Technical representatives for Nissan said it would take about six hours for the solar-powered station to charge the Nissan Leaf electric car’s 40kWh battery pack from empty.
The four electric cars attached to the station on display at the media preview would take 24 hours to recharge from empty.
Nissan says the solar-powered recharging station is primarily intended to cover shorter trips, however a larger battery pack can be added to the recharging station at extra cost.
Industry estimates say an electric car uses about 7kWh of energy to travel about 50km, which is more than the average daily commute of about 40km.
Nissan has one solar-powered charging station out the front of its head office and another two in the car park of its technical training centre around the corner.
The two solar-powered charging stations at the training centre – also plugged into the traditional coal-powered electricity grid as a back-up – are available for the public to use free of charge.
Nissan says savvy electric-car owners have already shared the location of this free charging point online and are topping up their electric cars for free – at the car maker’s expense.

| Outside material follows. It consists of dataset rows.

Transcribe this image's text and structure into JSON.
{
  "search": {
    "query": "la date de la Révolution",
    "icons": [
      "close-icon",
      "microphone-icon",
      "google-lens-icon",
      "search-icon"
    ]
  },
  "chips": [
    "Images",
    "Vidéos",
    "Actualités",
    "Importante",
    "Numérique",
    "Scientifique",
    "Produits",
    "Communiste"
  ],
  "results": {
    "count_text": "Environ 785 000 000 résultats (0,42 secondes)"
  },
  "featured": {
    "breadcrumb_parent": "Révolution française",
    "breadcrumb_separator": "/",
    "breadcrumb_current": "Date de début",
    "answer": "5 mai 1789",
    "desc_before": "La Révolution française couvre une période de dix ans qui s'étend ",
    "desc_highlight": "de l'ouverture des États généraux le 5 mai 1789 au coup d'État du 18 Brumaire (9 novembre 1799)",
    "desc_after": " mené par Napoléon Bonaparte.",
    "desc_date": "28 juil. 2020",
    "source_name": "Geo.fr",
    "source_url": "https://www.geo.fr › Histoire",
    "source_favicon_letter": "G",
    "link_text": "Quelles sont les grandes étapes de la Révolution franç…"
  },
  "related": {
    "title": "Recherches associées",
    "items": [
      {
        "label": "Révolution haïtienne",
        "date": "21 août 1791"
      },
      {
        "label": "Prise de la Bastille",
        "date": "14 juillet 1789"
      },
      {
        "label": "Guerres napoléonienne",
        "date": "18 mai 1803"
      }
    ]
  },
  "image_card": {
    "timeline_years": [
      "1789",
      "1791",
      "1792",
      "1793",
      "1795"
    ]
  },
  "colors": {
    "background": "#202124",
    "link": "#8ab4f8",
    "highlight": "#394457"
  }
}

At the end of the 200-day trial the three solar-powered recharging stations will be removed from both Nissan sites and the data on charging patterns will be analysed by the CSIRO and Delta Electronics.
They are keen to establish how much solar energy has been used and to find out if it is enough to recharge electric cars solely on the power of the sun – and how much energy needed to be drawn from the traditional electricity grid.
The recharging box can be programmed to optimise the source of energy. It has a solar-only mode, a battery-only mode, or can draw energy from the coal-powered electricity grid during set times, such as off-peak.
“Nissan is committed to helping innovate the way all its customers access EV (electric vehicle) charging, while a study of this nature will enable greater EV adoption both here and around the world, reducing the impact on the grid,” said the statement from Nissan Australia boss Stephen Lester.